The Mutants is a fictional street gang appearing in American comic books published by DC Comics. The group first appeared in the series The Dark Knight Returns, which took place in an alternate future. A version of the Mutants later appeared in the main DC continuity.

==Fictional team biography==
===The Dark Knight Returns===
In The Dark Knight Returns, set in a potential future, the Mutants are a youth gang that formed sometime after Bruce Wayne retired as Batman. A decade later, Wayne becomes Batman again after crime rates spike. Although Batman defeats the Mutants, the Mutant Leader ends up goading him into a fight. Batman is able to match the Leader in strength, but is severely injured due to being out of practice. Carrie Kelley creates a diversion, allowing Batman to immobilize the Mutant Leader, and the two of them escape. The Gotham City Police Department arrive and arrest the Mutant Leader and his associates. While in police custody, the Mutant Leader is visited by the unnamed mayor of Gotham City, who wants to negotiate with him. The Mutant Leader kills the mayor by tearing out his throat, causing deputy mayor Stevenson to be sworn in as the new mayor of Gotham City. Batman manages to defeat the Mutant Leader in a rematch, causing the Mutants to disband.
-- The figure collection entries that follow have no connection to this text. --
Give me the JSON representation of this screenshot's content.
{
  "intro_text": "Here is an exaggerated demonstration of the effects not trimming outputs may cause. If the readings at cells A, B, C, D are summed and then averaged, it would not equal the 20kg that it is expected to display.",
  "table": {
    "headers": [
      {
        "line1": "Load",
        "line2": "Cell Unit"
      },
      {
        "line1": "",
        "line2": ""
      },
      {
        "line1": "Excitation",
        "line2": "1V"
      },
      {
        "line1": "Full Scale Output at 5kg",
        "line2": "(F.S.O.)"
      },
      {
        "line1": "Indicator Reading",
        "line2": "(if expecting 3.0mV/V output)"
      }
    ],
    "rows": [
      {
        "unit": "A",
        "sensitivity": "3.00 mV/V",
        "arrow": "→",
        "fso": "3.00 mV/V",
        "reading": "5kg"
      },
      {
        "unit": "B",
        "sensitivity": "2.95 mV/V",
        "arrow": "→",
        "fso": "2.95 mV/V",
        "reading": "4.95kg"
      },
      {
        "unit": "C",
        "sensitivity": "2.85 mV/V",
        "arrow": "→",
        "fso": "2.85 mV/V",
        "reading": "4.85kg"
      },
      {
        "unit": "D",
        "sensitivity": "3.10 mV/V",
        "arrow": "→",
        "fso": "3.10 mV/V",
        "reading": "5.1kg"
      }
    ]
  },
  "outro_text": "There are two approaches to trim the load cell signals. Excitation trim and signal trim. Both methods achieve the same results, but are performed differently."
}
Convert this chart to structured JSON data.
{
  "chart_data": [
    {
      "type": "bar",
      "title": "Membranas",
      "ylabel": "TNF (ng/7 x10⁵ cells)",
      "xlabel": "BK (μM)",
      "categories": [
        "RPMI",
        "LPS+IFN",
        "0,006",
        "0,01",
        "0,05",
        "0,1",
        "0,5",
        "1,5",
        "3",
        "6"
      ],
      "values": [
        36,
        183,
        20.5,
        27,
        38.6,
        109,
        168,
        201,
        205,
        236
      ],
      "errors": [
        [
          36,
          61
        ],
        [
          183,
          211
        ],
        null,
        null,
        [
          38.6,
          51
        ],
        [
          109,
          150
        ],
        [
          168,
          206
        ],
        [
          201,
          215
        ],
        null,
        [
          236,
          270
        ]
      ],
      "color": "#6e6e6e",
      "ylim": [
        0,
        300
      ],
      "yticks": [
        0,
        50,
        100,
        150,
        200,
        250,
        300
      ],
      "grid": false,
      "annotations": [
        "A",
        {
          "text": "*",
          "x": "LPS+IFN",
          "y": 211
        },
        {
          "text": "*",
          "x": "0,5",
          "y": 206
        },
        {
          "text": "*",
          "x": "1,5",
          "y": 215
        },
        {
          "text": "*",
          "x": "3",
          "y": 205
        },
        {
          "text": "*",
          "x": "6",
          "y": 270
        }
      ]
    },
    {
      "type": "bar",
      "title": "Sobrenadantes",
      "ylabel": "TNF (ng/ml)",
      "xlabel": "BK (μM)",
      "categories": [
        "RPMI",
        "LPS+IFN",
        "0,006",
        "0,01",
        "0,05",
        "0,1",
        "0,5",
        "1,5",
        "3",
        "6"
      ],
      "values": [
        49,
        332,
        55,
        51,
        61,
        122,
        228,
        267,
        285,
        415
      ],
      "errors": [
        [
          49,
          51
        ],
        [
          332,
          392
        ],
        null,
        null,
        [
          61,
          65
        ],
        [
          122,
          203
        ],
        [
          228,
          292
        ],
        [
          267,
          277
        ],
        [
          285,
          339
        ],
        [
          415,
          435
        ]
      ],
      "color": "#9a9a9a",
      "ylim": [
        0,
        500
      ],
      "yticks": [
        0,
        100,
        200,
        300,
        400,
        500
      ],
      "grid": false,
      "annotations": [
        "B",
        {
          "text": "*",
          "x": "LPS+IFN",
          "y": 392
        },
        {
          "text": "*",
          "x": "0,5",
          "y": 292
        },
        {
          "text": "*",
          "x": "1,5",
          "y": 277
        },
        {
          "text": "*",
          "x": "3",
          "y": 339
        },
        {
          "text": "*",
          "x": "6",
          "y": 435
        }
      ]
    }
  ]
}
Some of the Mutants members form a new group called the "Sons of Batman", using excessive violence against criminals, while others splinter off into separate gangs.

===Mainstream comics===
In "The New 52" continuity reboot, the Mutants appear as allies of Leviathan. Later on, when Booster Gold accidentally brings Jonah Hex to the present, he finds a family being endangered by the Mutants, who Hex confronts. He manages to kill their leader King-Boss-Champion Steaktube.

==Membership==
===The Dark Knight Returns members===
- Mutant Leader – The unnamed albino leader of the Mutants, a physically imposing and strong man who shaped his teeth as fangs to add to his imposing presence. He manipulated Gotham City's youth to perform violent criminal acts under his leadership, spiking to an all-time high and contributing to force Batman out of retirement.
- Don
- Rob

===Mainstream comics members===
- King-Boss-Champion Steaktube – A member of the Mutants. He was killed by Jonah Hex.

==In other media==
===Television===
- The Mutants appear in The New Batman Adventures episode "Legends of the Dark Knight", with the Mutant Leader voiced by Kevin Michael Richardson, Don voiced by Mark Rolston, and Rob voiced by Charles Rocket.
- Two members of the Mutants make a non-speaking appearance in the Teen Titans episode "How Long is Forever?".
- The Mutants make a non-speaking cameo appearance in the Batman: The Brave and the Bold episode "The Knights of Tomorrow!".
- A variation of the Mutants appears in Gotham. This version is led by Terence "Cupcake" Shaw (portrayed by Jamar Greene) and is known to hold fight clubs across Gotham City. Another faction of Mutants appear in the fifth season, led by an unnamed leader (portrayed by Sid O'Connell).
- The Mutants appear in Gotham Knights. This version is led by Vernon Wagner (portrayed by Keil Oakley Zepernick) who has a history with Batman.

===Film===
- The Mutants appear in the two-part film Batman: The Dark Knight Returns, with the Mutant Leader voiced by Gary Anthony Williams, Don voiced by Dee Bradley Baker, Rob voiced by Rob Paulsen, and the Sons of Batman member voiced by Yuri Lowenthal.
- The Mutant Leader makes a non-speaking appearance in The Lego Batman Movie.
- The Mutants make a non-speaking appearance in Zack Snyder's Justice League.

===Video games===
The Mutant Leader appears as a non-player character (NPC) in Lego Batman: Legacy of the Dark Knight.